Book Reviewed
By Darold Morgan, Richardson, TX
Everyman
By Phillip Roth, Houghton Mifflin Co., Boston, 2006, $24
It is quite rare for us in Christian Ethics Today to review a novel, but the theme Philip Roth pursues in this book has some strong ethical overtones which he deftly handles, particularly for those older adults whose health is shaky and unpredictable. Roth is recognized far and wise as one of American’s premier novelists. Roth usually inserts some profound and often subtle Jewish overtones in his writings. One of his recognized skills is in his powerful, and often unforgettable, character developments. The chief character in this short novel is no exception.

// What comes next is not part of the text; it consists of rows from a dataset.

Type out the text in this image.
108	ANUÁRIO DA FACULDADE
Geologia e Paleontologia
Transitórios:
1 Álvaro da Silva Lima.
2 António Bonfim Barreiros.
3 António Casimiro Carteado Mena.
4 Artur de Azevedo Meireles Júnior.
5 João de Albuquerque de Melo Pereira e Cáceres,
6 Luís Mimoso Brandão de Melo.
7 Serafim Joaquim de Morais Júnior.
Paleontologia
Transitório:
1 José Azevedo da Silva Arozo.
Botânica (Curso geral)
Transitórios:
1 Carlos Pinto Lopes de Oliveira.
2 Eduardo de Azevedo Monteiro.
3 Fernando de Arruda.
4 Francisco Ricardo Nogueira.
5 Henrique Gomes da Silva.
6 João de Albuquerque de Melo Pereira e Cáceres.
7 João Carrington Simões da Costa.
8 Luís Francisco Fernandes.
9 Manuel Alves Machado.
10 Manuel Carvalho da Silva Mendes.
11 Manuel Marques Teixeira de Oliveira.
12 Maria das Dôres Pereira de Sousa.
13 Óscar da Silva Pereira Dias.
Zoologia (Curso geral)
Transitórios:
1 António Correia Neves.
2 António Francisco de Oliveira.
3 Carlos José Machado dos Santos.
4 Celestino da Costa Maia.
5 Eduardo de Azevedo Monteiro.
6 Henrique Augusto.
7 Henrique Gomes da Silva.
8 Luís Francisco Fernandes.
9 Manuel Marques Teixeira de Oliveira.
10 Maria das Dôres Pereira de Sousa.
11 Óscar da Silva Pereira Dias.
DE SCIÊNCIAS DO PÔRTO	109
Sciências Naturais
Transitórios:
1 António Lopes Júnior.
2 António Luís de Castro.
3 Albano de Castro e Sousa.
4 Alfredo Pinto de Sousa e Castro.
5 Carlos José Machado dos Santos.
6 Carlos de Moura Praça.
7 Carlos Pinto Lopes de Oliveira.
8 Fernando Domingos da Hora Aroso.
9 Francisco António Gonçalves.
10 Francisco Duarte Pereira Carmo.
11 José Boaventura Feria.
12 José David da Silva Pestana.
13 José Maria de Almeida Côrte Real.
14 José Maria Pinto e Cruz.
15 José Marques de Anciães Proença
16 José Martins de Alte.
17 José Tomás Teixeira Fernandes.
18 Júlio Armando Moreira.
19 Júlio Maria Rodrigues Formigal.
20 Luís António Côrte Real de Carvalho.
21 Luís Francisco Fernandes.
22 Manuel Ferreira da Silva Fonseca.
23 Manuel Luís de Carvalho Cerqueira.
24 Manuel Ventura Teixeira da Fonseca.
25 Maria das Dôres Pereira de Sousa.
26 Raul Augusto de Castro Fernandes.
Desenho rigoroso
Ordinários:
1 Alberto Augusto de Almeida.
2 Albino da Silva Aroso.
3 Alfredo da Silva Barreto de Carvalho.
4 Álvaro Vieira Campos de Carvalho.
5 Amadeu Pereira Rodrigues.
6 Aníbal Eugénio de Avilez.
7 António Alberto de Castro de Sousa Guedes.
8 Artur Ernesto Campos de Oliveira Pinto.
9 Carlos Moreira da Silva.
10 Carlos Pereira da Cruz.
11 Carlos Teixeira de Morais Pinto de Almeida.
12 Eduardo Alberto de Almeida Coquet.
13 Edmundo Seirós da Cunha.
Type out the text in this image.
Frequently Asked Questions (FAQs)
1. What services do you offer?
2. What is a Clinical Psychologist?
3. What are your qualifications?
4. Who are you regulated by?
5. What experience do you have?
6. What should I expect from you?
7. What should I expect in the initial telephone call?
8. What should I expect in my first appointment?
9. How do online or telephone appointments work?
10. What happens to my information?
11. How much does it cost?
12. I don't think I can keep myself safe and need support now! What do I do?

The unnamed man, referred to as “he” is aging very poorly. With three failed marriages behind him, he is moving into old age with some welldeserved and bitter memories stemming from his selfish misbehavior. Now he is faced with an inevitable sequence of medical travails, the anger of his sons still unresolved because of the shabby treatment of their mother, and the recurring memories of good parents whose return to an orthodox Judaism came too late in life to influence him. He exhibits the tragic emptiness of a spiritually-devoid finality. There is no redeeming light to be found in this sad, well-told tale.
The title Everyman, borrowed from medieval times, hints that some of the issues in this novel comes to all who age. That all of us will sooner or later confront death is a given. In this we discover the underlying motif of the book. Prefaced by a long list of medical and personal crises, “he” is aging awkwardly because of peculiar selfcenteredness. Some of the finest pages in this brief novel are found in his descriptions of the relationship with a hero-like brother and his unexpected confrontation with a wise grave-digger in the old, run-down Jewish cemetery where his parents were buried with the Old-World Orthodox rites. His abstract indifferences toward this final challenge of life somehow moves toward a concrete reality through the shared wisdom that emerges in that fascinating exchange.
It is apparent that Roth, now seventy-three, is increasingly aware of death. His novel, though intriguing, is strangely depressing because there are no emerging solutions. Here children are far from being sensitive to the mood swings of an aging parent. There is nothing about the old adage of reaping what you have sown, particularly as it relates to the moral and spiritual themes of old age. The missing note is the total lack of spiritual certainty. “He” has none of this, and the closing paragraphs are totally bereft of encouragement. With Roth’s writings in mind, one never expects any religious certitude, save for a few hints from that really amazing reservoir of Eastern European Judaism that he knows so well. Even that is missing as the novel bluntly ends in the hospital’s operating room.